Padres e hijos se engancharon a la "scalextricmanía", mientras iban saliendo nuevos modelos, con más detalles y mejores motores. En 1993, la marca fue adquirida por Tico Toys, filial española de la multinacional Tico Industries. Tres años más tarde, la poderosa Mattell se hizo cargo de aquellos coches en miniatura, pero se atravesaba un período de crisis y poco pudo hacer para devolver a Scalextric al lugar que le habían arrebatado las videoconsolas. Así, en 1998, Francisco Dabán compró la compañía y fundó en Barcelona la sociedad TecniToys. Bajo su dirección, las réplicas se adaptaron a los nuevos tiempos, comenzaron a emplear en su fabricación materiales como el PVC (más resistente), mejoraron sus acabados, aumentó la oferta de modelos y se comercializaron multitud de accesorios para los coches y los circuitos: las carreras habían regresado.

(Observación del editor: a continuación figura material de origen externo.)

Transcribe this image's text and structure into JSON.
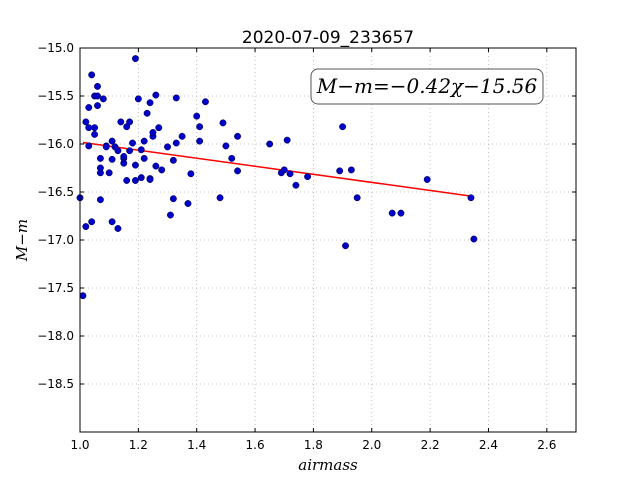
{
  "chart_data": {
    "type": "scatter",
    "title": "2020-07-09_233657",
    "xlabel": "airmass",
    "ylabel": "M−m",
    "xlim": [
      1.0,
      2.7
    ],
    "ylim": [
      -15.0,
      -19.0
    ],
    "y_inverted": true,
    "grid": true,
    "x_ticks": [
      "1.0",
      "1.2",
      "1.4",
      "1.6",
      "1.8",
      "2.0",
      "2.2",
      "2.4",
      "2.6"
    ],
    "x_tick_values": [
      1.0,
      1.2,
      1.4,
      1.6,
      1.8,
      2.0,
      2.2,
      2.4,
      2.6
    ],
    "y_ticks": [
      "−15.0",
      "−15.5",
      "−16.0",
      "−16.5",
      "−17.0",
      "−17.5",
      "−18.0",
      "−18.5"
    ],
    "y_tick_values": [
      -15.0,
      -15.5,
      -16.0,
      -16.5,
      -17.0,
      -17.5,
      -18.0,
      -18.5
    ],
    "annotation": "M−m=−0.42χ−15.56",
    "marker_color": "#0000c8",
    "fit_color": "#ff0000",
    "fit": {
      "slope": -0.42,
      "intercept": -15.56,
      "x_range": [
        1.01,
        2.34
      ]
    },
    "points": [
      [
        1.0,
        -16.56
      ],
      [
        1.01,
        -17.58
      ],
      [
        1.02,
        -15.77
      ],
      [
        1.02,
        -16.86
      ],
      [
        1.03,
        -15.83
      ],
      [
        1.03,
        -15.62
      ],
      [
        1.03,
        -16.02
      ],
      [
        1.04,
        -15.28
      ],
      [
        1.04,
        -16.81
      ],
      [
        1.05,
        -15.5
      ],
      [
        1.05,
        -15.83
      ],
      [
        1.05,
        -15.9
      ],
      [
        1.06,
        -15.6
      ],
      [
        1.06,
        -15.5
      ],
      [
        1.06,
        -15.4
      ],
      [
        1.07,
        -16.3
      ],
      [
        1.07,
        -16.25
      ],
      [
        1.07,
        -16.15
      ],
      [
        1.07,
        -16.58
      ],
      [
        1.08,
        -15.53
      ],
      [
        1.09,
        -16.02
      ],
      [
        1.09,
        -16.03
      ],
      [
        1.1,
        -16.3
      ],
      [
        1.11,
        -16.16
      ],
      [
        1.11,
        -15.97
      ],
      [
        1.11,
        -16.81
      ],
      [
        1.12,
        -16.03
      ],
      [
        1.13,
        -16.07
      ],
      [
        1.13,
        -16.88
      ],
      [
        1.14,
        -15.77
      ],
      [
        1.15,
        -16.15
      ],
      [
        1.15,
        -16.2
      ],
      [
        1.15,
        -16.13
      ],
      [
        1.16,
        -16.38
      ],
      [
        1.16,
        -15.82
      ],
      [
        1.17,
        -16.07
      ],
      [
        1.17,
        -15.77
      ],
      [
        1.18,
        -15.99
      ],
      [
        1.19,
        -15.11
      ],
      [
        1.19,
        -16.38
      ],
      [
        1.19,
        -16.22
      ],
      [
        1.2,
        -15.53
      ],
      [
        1.21,
        -16.06
      ],
      [
        1.21,
        -16.35
      ],
      [
        1.22,
        -16.15
      ],
      [
        1.22,
        -15.97
      ],
      [
        1.23,
        -15.68
      ],
      [
        1.24,
        -15.57
      ],
      [
        1.24,
        -16.36
      ],
      [
        1.24,
        -16.37
      ],
      [
        1.25,
        -15.92
      ],
      [
        1.25,
        -15.88
      ],
      [
        1.26,
        -15.49
      ],
      [
        1.26,
        -16.23
      ],
      [
        1.27,
        -15.83
      ],
      [
        1.28,
        -16.27
      ],
      [
        1.3,
        -16.03
      ],
      [
        1.31,
        -16.74
      ],
      [
        1.32,
        -16.57
      ],
      [
        1.32,
        -16.17
      ],
      [
        1.33,
        -15.52
      ],
      [
        1.33,
        -15.99
      ],
      [
        1.35,
        -15.92
      ],
      [
        1.37,
        -16.62
      ],
      [
        1.38,
        -16.31
      ],
      [
        1.4,
        -15.71
      ],
      [
        1.41,
        -15.82
      ],
      [
        1.41,
        -15.97
      ],
      [
        1.43,
        -15.56
      ],
      [
        1.48,
        -16.56
      ],
      [
        1.49,
        -15.78
      ],
      [
        1.5,
        -16.02
      ],
      [
        1.52,
        -16.15
      ],
      [
        1.54,
        -15.92
      ],
      [
        1.54,
        -16.28
      ],
      [
        1.65,
        -16.0
      ],
      [
        1.69,
        -16.3
      ],
      [
        1.7,
        -16.27
      ],
      [
        1.71,
        -15.96
      ],
      [
        1.72,
        -16.31
      ],
      [
        1.74,
        -16.43
      ],
      [
        1.78,
        -16.34
      ],
      [
        1.89,
        -16.28
      ],
      [
        1.9,
        -15.82
      ],
      [
        1.91,
        -17.06
      ],
      [
        1.93,
        -16.27
      ],
      [
        1.95,
        -16.56
      ],
      [
        2.07,
        -16.72
      ],
      [
        2.1,
        -16.72
      ],
      [
        2.19,
        -16.37
      ],
      [
        2.34,
        -16.56
      ],
      [
        2.35,
        -16.99
      ]
    ]
  }
}
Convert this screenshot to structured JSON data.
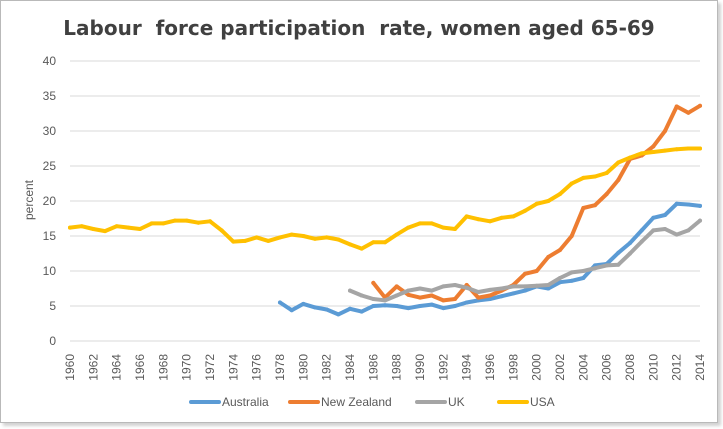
{
  "chart_data": {
    "type": "line",
    "title": "Labour  force participation  rate, women aged 65-69",
    "xlabel": "",
    "ylabel": "percent",
    "ylim": [
      0,
      40
    ],
    "yticks": [
      0,
      5,
      10,
      15,
      20,
      25,
      30,
      35,
      40
    ],
    "xlim": [
      1960,
      2014
    ],
    "xticks": [
      1960,
      1962,
      1964,
      1966,
      1968,
      1970,
      1972,
      1974,
      1976,
      1978,
      1980,
      1982,
      1984,
      1986,
      1988,
      1990,
      1992,
      1994,
      1996,
      1998,
      2000,
      2002,
      2004,
      2006,
      2008,
      2010,
      2012,
      2014
    ],
    "grid": true,
    "legend_position": "bottom",
    "series": [
      {
        "name": "Australia",
        "color": "#5b9bd5",
        "x": [
          1978,
          1979,
          1980,
          1981,
          1982,
          1983,
          1984,
          1985,
          1986,
          1987,
          1988,
          1989,
          1990,
          1991,
          1992,
          1993,
          1994,
          1995,
          1996,
          1997,
          1998,
          1999,
          2000,
          2001,
          2002,
          2003,
          2004,
          2005,
          2006,
          2007,
          2008,
          2009,
          2010,
          2011,
          2012,
          2013,
          2014
        ],
        "values": [
          5.5,
          4.4,
          5.3,
          4.8,
          4.5,
          3.8,
          4.6,
          4.2,
          5.0,
          5.1,
          5.0,
          4.7,
          5.0,
          5.2,
          4.7,
          5.0,
          5.5,
          5.8,
          6.0,
          6.4,
          6.8,
          7.2,
          7.8,
          7.5,
          8.4,
          8.6,
          9.0,
          10.8,
          11.0,
          12.6,
          14.0,
          15.8,
          17.6,
          18.0,
          19.6,
          19.5,
          19.3
        ]
      },
      {
        "name": "New Zealand",
        "color": "#ed7d31",
        "x": [
          1986,
          1987,
          1988,
          1989,
          1990,
          1991,
          1992,
          1993,
          1994,
          1995,
          1996,
          1997,
          1998,
          1999,
          2000,
          2001,
          2002,
          2003,
          2004,
          2005,
          2006,
          2007,
          2008,
          2009,
          2010,
          2011,
          2012,
          2013,
          2014
        ],
        "values": [
          8.3,
          6.2,
          7.8,
          6.6,
          6.2,
          6.5,
          5.8,
          6.0,
          8.0,
          6.2,
          6.5,
          7.2,
          8.0,
          9.6,
          10.0,
          12.0,
          13.0,
          15.0,
          19.0,
          19.4,
          21.0,
          23.0,
          26.0,
          26.5,
          27.8,
          30.0,
          33.5,
          32.6,
          33.6
        ]
      },
      {
        "name": "UK",
        "color": "#a5a5a5",
        "x": [
          1984,
          1985,
          1986,
          1987,
          1988,
          1989,
          1990,
          1991,
          1992,
          1993,
          1994,
          1995,
          1996,
          1997,
          1998,
          1999,
          2000,
          2001,
          2002,
          2003,
          2004,
          2005,
          2006,
          2007,
          2008,
          2009,
          2010,
          2011,
          2012,
          2013,
          2014
        ],
        "values": [
          7.2,
          6.5,
          6.0,
          5.8,
          6.5,
          7.2,
          7.5,
          7.2,
          7.8,
          8.0,
          7.6,
          7.0,
          7.3,
          7.5,
          7.8,
          7.8,
          7.9,
          8.0,
          9.0,
          9.8,
          10.0,
          10.4,
          10.8,
          10.9,
          12.5,
          14.2,
          15.8,
          16.0,
          15.2,
          15.8,
          17.2
        ]
      },
      {
        "name": "USA",
        "color": "#ffc000",
        "x": [
          1960,
          1961,
          1962,
          1963,
          1964,
          1965,
          1966,
          1967,
          1968,
          1969,
          1970,
          1971,
          1972,
          1973,
          1974,
          1975,
          1976,
          1977,
          1978,
          1979,
          1980,
          1981,
          1982,
          1983,
          1984,
          1985,
          1986,
          1987,
          1988,
          1989,
          1990,
          1991,
          1992,
          1993,
          1994,
          1995,
          1996,
          1997,
          1998,
          1999,
          2000,
          2001,
          2002,
          2003,
          2004,
          2005,
          2006,
          2007,
          2008,
          2009,
          2010,
          2011,
          2012,
          2013,
          2014
        ],
        "values": [
          16.2,
          16.4,
          16.0,
          15.7,
          16.4,
          16.2,
          16.0,
          16.8,
          16.8,
          17.2,
          17.2,
          16.9,
          17.1,
          15.8,
          14.2,
          14.3,
          14.8,
          14.3,
          14.8,
          15.2,
          15.0,
          14.6,
          14.8,
          14.5,
          13.8,
          13.2,
          14.1,
          14.1,
          15.2,
          16.2,
          16.8,
          16.8,
          16.2,
          16.0,
          17.8,
          17.4,
          17.1,
          17.6,
          17.8,
          18.6,
          19.6,
          20.0,
          21.0,
          22.5,
          23.3,
          23.5,
          24.0,
          25.5,
          26.2,
          26.8,
          27.0,
          27.2,
          27.4,
          27.5,
          27.5
        ]
      }
    ]
  }
}
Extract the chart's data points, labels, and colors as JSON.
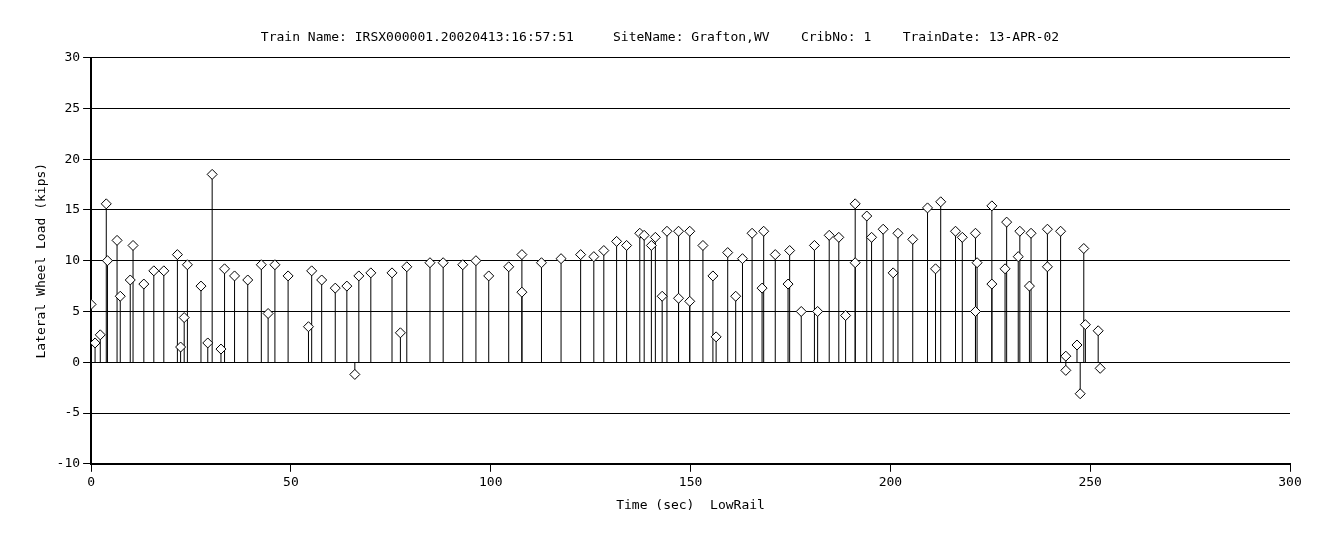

Con este eslogan, la marca ha conseguido que el simple juego de disputar una carrera con los amigos llegue a ser un auténtico "deporte" (al menos, así lo consideran aquellos que practican el "slot", nombre empleado para designar esta singular disciplina). Certámenes locales, regionales y nacionales se reparten por toda la geografía española, copiando la estructura y reglamentos de los campeonatos del Mundial de Rallies y de Fórmula Uno.

Los aficionados cuentan con un sinfín de categorías para elegir, tanto en circuitos como en rallies, y cada una de ellas permite diferentes modificaciones que se pueden introducir en el vehículo: ruedas con mayor agarre, motores especiales... Para todos estos "pilotos", Scalextric ha creado la división Pro, con elementos especialmente pensados para la competición.

La pasión por estas carreras (el campeonato de rallies -que suele seguir las pruebas del Mundial, simulando la nieve de Suecia o la tierra de Australia con harina o cacao en polvo, respectivamente- es uno de los que más adeptos tiene) lleva a muchos entusiastas a formar parte de clubs o asociaciones en las que pueden "entrenar" para las diversas citas. Se cuentan por cientos las personas que, cada año, participan en el Campeonato de España (que tiene lugar a primeros de noviembre en Igualada, Barcelona, y concentra varias carreras a lo largo de tres días) y en la competición que -coincidiendo con el Rally de Cataluña- se realiza en Lloret de Mar, sede de la prueba mundialista.

Aquí se dan cita los mejores especialistas nacionales (e incluso europeos) de este "deporte a escala" y se organiza un auténtico mercadillo, en el que se exhiben las últimas innovaciones para la competición: los chasis de titanio han sido los más buscados en los últimos meses y, actualmente, muchos de los "pilotos de élite" cuentan con ellos para sus vehículos "de carreras". Éstos no son únicamente de Scalextric; existen varias marcas que comercializan coches de slot a escala 1:32 y ofrecen fieles réplicas de los modelos que compiten en el Mundial o el Nacional de Rallies, en el Campeonato de Fórmula Uno o en certámenes como el DTM alemán, las Le Mans Series o diversas copas de promoción.

Ninco, Fly o Super Slot son algunas de las marcas que también fabrican coches a escala 1:32. Entre los últimos lanzamientos se encuentran los vehículos pertenecientes a la categoría Súper 1600 del Campeonato Mundial y Nacional de Rallies, que están siendo producidos por Ninco, patrocinador personal de Dani Solá (campeón mundial Junior). El fabricante ha realizado las réplicas del Citroën Saxo del catalán y del Fiat Punto de Sergio Vallejo (campeón de España de S1600).